В общем, это была песня о белом бычке. Колесо сансары, которое она послушно крутила, не замечая повторяющегося сюжета. Надо сказать, даже сейчас, когда Лека взрослая и успешная, с мужчинами у нее полный швах.

Конечно, схема усовершенствовалась – теперь она не только таращится на «рыцарей сердца» из-за угла, иногда те снисходят до секса. Но в целом все осталось по-прежнему – выбирает она недосягаемых и женатых, начинает их молча преследовать (вплоть до оплаты услуг частного детектива, который каждый вечер присылает ей отчет о том, в каких ресторанах и с какими девушками побывал ее возлюбленный), страдать, потом предсказуемо получает по носу и переключается на кого-нибудь еще.

Да, она больна.
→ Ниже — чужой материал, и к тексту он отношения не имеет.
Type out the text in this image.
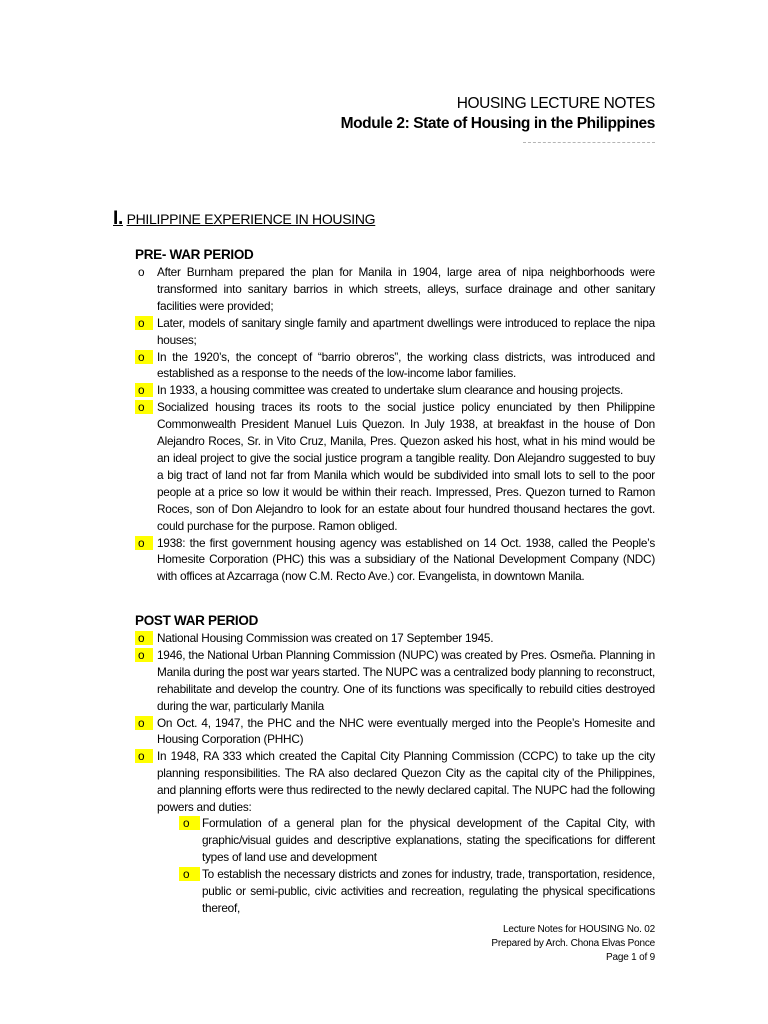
HOUSING LECTURE NOTES
Module 2: State of Housing in the Philippines
I. PHILIPPINE EXPERIENCE IN HOUSING
PRE- WAR PERIOD
o	After Burnham prepared the plan for Manila in 1904, large area of nipa neighborhoods were transformed into sanitary barrios in which streets, alleys, surface drainage and other sanitary facilities were provided;
o	Later, models of sanitary single family and apartment dwellings were introduced to replace the nipa houses;
o	In the 1920’s, the concept of “barrio obreros”, the working class districts, was introduced and established as a response to the needs of the low-income labor families.
o	In 1933, a housing committee was created to undertake slum clearance and housing projects.
o	Socialized housing traces its roots to the social justice policy enunciated by then Philippine Commonwealth President Manuel Luis Quezon. In July 1938, at breakfast in the house of Don Alejandro Roces, Sr. in Vito Cruz, Manila, Pres. Quezon asked his host, what in his mind would be an ideal project to give the social justice program a tangible reality. Don Alejandro suggested to buy a big tract of land not far from Manila which would be subdivided into small lots to sell to the poor people at a price so low it would be within their reach. Impressed, Pres. Quezon turned to Ramon Roces, son of Don Alejandro to look for an estate about four hundred thousand hectares the govt. could purchase for the purpose. Ramon obliged.
o	1938: the first government housing agency was established on 14 Oct. 1938, called the People’s Homesite Corporation (PHC) this was a subsidiary of the National Development Company (NDC) with offices at Azcarraga (now C.M. Recto Ave.) cor. Evangelista, in downtown Manila.
POST WAR PERIOD
o	National Housing Commission was created on 17 September 1945.
o	1946, the National Urban Planning Commission (NUPC) was created by Pres. Osmeña. Planning in Manila during the post war years started. The NUPC was a centralized body planning to reconstruct, rehabilitate and develop the country. One of its functions was specifically to rebuild cities destroyed during the war, particularly Manila
o	On Oct. 4, 1947, the PHC and the NHC were eventually merged into the People’s Homesite and Housing Corporation (PHHC)
o	In 1948, RA 333 which created the Capital City Planning Commission (CCPC) to take up the city planning responsibilities. The RA also declared Quezon City as the capital city of the Philippines, and planning efforts were thus redirected to the newly declared capital. The NUPC had the following powers and duties:
o	Formulation of a general plan for the physical development of the Capital City, with graphic/visual guides and descriptive explanations, stating the specifications for different types of land use and development
o	To establish the necessary districts and zones for industry, trade, transportation, residence, public or semi-public, civic activities and recreation, regulating the physical specifications thereof,
Lecture Notes for HOUSING No. 02
Prepared by Arch. Chona Elvas Ponce
Page 1 of 9
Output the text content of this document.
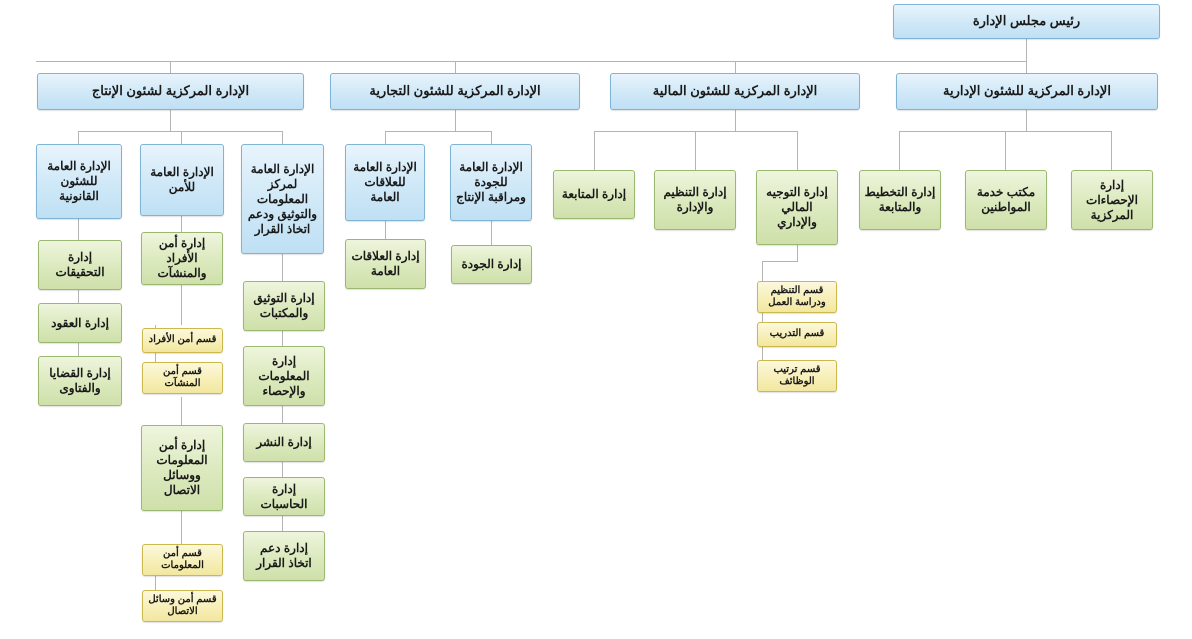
رئيس مجلس الإدارة
الإدارة المركزية لشئون الإنتاج	الإدارة المركزية للشئون التجارية	الإدارة المركزية للشئون المالية	الإدارة المركزية للشئون الإدارية
الإدارة العامة للشئون القانونية
الإدارة العامة للأمن
الإدارة العامة لمركز المعلومات والتوثيق ودعم اتخاذ القرار
الإدارة العامة للعلاقات العامة
الإدارة العامة للجودة ومراقبة الإنتاج
إدارة التحقيقات
إدارة العقود
إدارة القضايا والفتاوى
إدارة أمن الأفراد والمنشآت
قسم أمن الأفراد
قسم أمن المنشآت
إدارة أمن المعلومات ووسائل الاتصال
قسم أمن المعلومات
قسم أمن وسائل الاتصال
إدارة التوثيق والمكتبات
إدارة المعلومات والإحصاء
إدارة النشر
إدارة الحاسبات
إدارة دعم اتخاذ القرار
إدارة العلاقات العامة	إدارة الجودة
إدارة المتابعة	إدارة التنظيم والإدارة
إدارة التوجيه المالي والإداري
قسم التنظيم ودراسة العمل
قسم التدريب
قسم ترتيب الوظائف
إدارة التخطيط والمتابعة
مكتب خدمة المواطنين
إدارة الإحصاءات المركزية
Крейзи.

Но вся эта история делает ее счастливой, а странное счастье ничем не хуже «простого женского».

Да, вокруг меня все были с головой погружены в свои мелкие страстишки.

Наша директриса была влюблена в отца одного из первоклассников. Бедный мальчик, он даже заикаться начал, потому что почти каждый день слышал от нее: «И без отца в школу не приходи!» Он был умницей и тихоней, а с ним обращались как с отпетым хулиганом просто потому, что у его папы были широкие плечи и умные карие глаза.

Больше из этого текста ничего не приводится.